Familier du répertoire classique, l’Orchestre de chambre de Paris innove en mettant en lumière l’œuvre de Salieri ; en proposant, également, un programme très dense avec pas moins de trois concertos de trois compositeurs différents, avec le trio viennois Salieri-Mozart-Beethoven.
Salieri, l’outsider
Inattendu, Salieri ? Oui, encore et toujours, bien que la discographie lui ait laissé une petite place ces dernières années – ou du moins à son répertoire lyrique, dans lequel il a connu ses plus grands succès. Entendre le Concerto en si bémol majeur est donc une occasion unique, qui ne se renouvellera peut-être pas de sitôt pour les auditeurs, pour une pièce où le compositeur a tout à prouver.

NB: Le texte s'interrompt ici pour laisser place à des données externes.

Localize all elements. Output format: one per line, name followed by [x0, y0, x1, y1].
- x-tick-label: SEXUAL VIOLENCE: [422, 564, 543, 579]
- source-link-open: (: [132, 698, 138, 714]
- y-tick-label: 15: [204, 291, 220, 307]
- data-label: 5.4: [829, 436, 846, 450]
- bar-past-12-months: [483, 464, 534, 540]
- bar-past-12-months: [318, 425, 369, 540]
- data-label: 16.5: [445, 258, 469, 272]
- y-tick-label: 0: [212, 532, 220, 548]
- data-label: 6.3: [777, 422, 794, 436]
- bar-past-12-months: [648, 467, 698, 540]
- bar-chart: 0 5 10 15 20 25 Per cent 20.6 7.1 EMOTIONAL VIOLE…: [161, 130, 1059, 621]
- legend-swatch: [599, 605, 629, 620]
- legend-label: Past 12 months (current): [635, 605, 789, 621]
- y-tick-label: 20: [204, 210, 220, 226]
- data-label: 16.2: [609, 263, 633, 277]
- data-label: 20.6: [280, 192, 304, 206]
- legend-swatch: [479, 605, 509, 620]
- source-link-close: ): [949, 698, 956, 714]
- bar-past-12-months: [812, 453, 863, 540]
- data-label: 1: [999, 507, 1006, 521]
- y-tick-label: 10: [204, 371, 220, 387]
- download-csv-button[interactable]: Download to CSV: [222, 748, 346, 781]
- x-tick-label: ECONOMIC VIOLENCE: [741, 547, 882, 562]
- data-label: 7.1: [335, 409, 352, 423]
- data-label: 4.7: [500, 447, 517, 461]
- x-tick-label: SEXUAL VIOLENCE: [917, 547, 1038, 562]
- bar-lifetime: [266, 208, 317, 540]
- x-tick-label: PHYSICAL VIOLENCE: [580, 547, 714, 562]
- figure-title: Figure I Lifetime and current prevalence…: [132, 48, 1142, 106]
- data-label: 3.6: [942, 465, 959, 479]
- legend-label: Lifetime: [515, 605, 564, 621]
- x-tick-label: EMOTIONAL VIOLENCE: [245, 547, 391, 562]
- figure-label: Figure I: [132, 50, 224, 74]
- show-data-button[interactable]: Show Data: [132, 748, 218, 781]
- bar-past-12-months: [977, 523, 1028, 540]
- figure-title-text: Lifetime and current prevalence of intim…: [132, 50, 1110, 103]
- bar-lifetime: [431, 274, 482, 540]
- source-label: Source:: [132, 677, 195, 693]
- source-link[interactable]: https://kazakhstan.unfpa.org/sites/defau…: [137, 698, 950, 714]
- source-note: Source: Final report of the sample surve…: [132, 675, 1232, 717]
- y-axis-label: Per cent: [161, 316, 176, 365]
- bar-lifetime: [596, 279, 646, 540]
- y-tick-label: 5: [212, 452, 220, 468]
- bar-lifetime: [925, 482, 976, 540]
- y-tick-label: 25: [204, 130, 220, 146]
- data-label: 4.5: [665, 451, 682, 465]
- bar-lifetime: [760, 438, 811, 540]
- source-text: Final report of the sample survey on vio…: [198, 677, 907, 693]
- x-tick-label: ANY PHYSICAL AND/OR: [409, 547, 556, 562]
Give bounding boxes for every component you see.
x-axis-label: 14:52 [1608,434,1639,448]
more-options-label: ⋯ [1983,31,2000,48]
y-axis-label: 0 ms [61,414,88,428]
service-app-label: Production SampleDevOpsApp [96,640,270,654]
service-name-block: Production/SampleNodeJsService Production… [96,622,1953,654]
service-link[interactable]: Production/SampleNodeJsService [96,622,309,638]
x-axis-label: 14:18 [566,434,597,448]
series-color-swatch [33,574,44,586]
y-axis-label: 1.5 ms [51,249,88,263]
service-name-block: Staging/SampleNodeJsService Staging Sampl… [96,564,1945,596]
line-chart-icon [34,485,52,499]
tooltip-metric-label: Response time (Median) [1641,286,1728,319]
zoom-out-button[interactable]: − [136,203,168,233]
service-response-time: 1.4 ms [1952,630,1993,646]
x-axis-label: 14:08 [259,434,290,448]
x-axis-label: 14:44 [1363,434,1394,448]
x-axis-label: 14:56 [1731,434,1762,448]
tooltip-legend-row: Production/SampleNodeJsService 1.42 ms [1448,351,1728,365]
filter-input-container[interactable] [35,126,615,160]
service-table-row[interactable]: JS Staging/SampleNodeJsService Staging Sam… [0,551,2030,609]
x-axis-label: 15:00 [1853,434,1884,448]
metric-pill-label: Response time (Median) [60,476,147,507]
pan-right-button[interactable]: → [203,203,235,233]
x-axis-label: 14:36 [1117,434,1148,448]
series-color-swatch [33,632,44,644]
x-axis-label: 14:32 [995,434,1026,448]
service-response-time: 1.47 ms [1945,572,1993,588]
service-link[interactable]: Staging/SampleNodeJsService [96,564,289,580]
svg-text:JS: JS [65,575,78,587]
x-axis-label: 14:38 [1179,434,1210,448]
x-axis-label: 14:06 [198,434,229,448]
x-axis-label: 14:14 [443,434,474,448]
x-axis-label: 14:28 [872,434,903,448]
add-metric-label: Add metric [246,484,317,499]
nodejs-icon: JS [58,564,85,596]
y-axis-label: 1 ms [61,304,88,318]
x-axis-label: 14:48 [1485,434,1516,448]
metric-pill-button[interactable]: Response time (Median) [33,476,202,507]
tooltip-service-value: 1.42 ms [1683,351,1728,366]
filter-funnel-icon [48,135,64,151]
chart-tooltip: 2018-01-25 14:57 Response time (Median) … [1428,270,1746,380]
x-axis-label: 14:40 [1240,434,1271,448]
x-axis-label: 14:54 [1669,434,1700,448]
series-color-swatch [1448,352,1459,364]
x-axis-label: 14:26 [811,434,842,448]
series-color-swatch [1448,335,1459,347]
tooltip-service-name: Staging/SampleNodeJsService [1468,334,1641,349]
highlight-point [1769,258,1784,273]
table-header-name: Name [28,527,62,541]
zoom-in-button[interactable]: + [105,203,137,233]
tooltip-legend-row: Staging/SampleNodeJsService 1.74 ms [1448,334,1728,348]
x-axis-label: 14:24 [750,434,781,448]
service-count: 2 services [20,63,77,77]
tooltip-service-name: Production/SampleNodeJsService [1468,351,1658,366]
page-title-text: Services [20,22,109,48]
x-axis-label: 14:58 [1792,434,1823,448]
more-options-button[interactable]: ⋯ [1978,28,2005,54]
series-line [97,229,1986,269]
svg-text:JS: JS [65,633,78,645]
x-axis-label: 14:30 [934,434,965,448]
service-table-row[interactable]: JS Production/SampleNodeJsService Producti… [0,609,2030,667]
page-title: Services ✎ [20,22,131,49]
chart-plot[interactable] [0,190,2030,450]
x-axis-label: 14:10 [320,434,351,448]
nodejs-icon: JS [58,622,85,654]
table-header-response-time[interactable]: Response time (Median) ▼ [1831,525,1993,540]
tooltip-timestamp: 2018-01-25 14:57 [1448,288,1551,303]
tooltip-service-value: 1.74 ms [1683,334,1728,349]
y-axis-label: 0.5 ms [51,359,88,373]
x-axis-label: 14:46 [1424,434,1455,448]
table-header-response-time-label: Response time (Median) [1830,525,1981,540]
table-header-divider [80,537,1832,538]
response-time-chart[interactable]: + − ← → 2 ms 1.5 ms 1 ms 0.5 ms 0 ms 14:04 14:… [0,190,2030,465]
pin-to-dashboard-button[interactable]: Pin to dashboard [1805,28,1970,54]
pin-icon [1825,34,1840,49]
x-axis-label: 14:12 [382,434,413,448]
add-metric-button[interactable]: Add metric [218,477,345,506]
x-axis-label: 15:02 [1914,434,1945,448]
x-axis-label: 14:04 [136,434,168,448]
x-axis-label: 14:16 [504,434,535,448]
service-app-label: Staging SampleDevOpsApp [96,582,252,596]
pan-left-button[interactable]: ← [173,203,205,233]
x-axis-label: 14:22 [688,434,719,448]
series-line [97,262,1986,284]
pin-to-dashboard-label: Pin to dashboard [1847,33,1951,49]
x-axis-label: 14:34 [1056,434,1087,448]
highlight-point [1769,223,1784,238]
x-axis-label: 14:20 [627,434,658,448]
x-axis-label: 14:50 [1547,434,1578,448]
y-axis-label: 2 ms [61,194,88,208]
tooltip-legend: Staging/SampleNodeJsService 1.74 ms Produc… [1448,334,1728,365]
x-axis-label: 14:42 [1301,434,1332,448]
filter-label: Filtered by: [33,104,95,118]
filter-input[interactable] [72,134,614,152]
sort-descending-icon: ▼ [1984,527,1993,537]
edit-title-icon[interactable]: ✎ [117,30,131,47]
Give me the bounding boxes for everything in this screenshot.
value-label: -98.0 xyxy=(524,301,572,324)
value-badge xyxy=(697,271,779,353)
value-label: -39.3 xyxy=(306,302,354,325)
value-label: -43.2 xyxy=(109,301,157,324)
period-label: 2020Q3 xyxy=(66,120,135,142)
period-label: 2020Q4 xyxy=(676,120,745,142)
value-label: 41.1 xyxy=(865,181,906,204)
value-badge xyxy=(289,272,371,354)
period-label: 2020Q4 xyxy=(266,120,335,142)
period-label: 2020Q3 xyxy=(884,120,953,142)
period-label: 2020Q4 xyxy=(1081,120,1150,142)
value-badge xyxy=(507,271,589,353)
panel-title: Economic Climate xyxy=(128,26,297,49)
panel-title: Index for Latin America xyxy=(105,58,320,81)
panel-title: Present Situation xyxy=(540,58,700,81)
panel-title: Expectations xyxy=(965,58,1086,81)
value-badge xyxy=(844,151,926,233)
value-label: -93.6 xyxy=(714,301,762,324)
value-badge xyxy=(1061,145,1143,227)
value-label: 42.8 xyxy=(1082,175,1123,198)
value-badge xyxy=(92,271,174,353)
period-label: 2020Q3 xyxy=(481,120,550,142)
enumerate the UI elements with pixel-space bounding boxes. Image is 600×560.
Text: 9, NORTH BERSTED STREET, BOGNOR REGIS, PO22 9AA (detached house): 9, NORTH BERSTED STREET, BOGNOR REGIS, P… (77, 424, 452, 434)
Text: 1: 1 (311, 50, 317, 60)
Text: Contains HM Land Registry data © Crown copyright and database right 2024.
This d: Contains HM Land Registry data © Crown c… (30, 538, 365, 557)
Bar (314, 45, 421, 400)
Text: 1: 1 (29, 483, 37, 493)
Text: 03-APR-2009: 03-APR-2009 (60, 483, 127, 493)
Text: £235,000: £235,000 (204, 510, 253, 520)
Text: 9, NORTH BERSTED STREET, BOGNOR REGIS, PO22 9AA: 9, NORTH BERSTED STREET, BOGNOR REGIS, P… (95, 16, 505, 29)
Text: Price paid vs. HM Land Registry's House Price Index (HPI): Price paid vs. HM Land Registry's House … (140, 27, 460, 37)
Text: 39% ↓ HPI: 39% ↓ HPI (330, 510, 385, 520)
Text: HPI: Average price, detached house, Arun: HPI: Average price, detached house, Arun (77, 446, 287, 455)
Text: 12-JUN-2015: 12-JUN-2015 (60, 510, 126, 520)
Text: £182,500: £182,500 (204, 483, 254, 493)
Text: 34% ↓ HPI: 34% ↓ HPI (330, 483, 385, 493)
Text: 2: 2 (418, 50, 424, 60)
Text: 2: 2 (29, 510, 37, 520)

Soyons honnêtes, sur le marché du concerto, Salieri n’est pas en tête de file : écrite pour le clavecin mais jouée ici au piano, dans un genre qui n’est pas celui de prédilection du compositeur, l’œuvre souffre surtout de la comparaison avec Mozart et Beethoven. Néanmoins, les musiciens de l’Orchestre de chambre de Paris déploient une énergie et un engagement constants pour faire apparaître cette musique sous son meilleur jour, et la défendre auprès du public. Le clavecin aurait sans doute été plus adapté, à la fois pour la précision des ornements et des traits virtuoses, et pour l’équilibre entre le soliste et l’orchestre ; mais Kirill Gerstein ne manque pas de lyrisme dans l’Adagio, ni d’esprit, dans le dernier mouvement, qui mêle des couleurs de boîte à musique et des évocations de Marche turque. Un concerto outsider qui défend donc son territoire.
Mozart, le challenger
À l’inverse, dès ses premières mesures, le Concerto pour piano n°20 de Mozart se montre compétitif : c’est l’opéra que le compositeur amène dans le répertoire symphonique, et l’œuvre pousse dans ses retranchements la concurrence de Salieri. Face à un orchestre très dramatique, Kirill Gerstein, dirigeant depuis le clavier, déploie un jeu toujours très lumineux, au legato sans aspérités. L’ensemble aurait mérité la présence d’un chef, qui aurait pu mieux équilibrer les forces en présence – et éviter quelques inexactitudes. Mais on retiendra la qualité des flûte et basson, remarquables dans leur dialogue avec le piano dans la Romance, comme l’incroyable cadence de Busoni à la fin du premier mouvement – énorme et à la liberté démesurée.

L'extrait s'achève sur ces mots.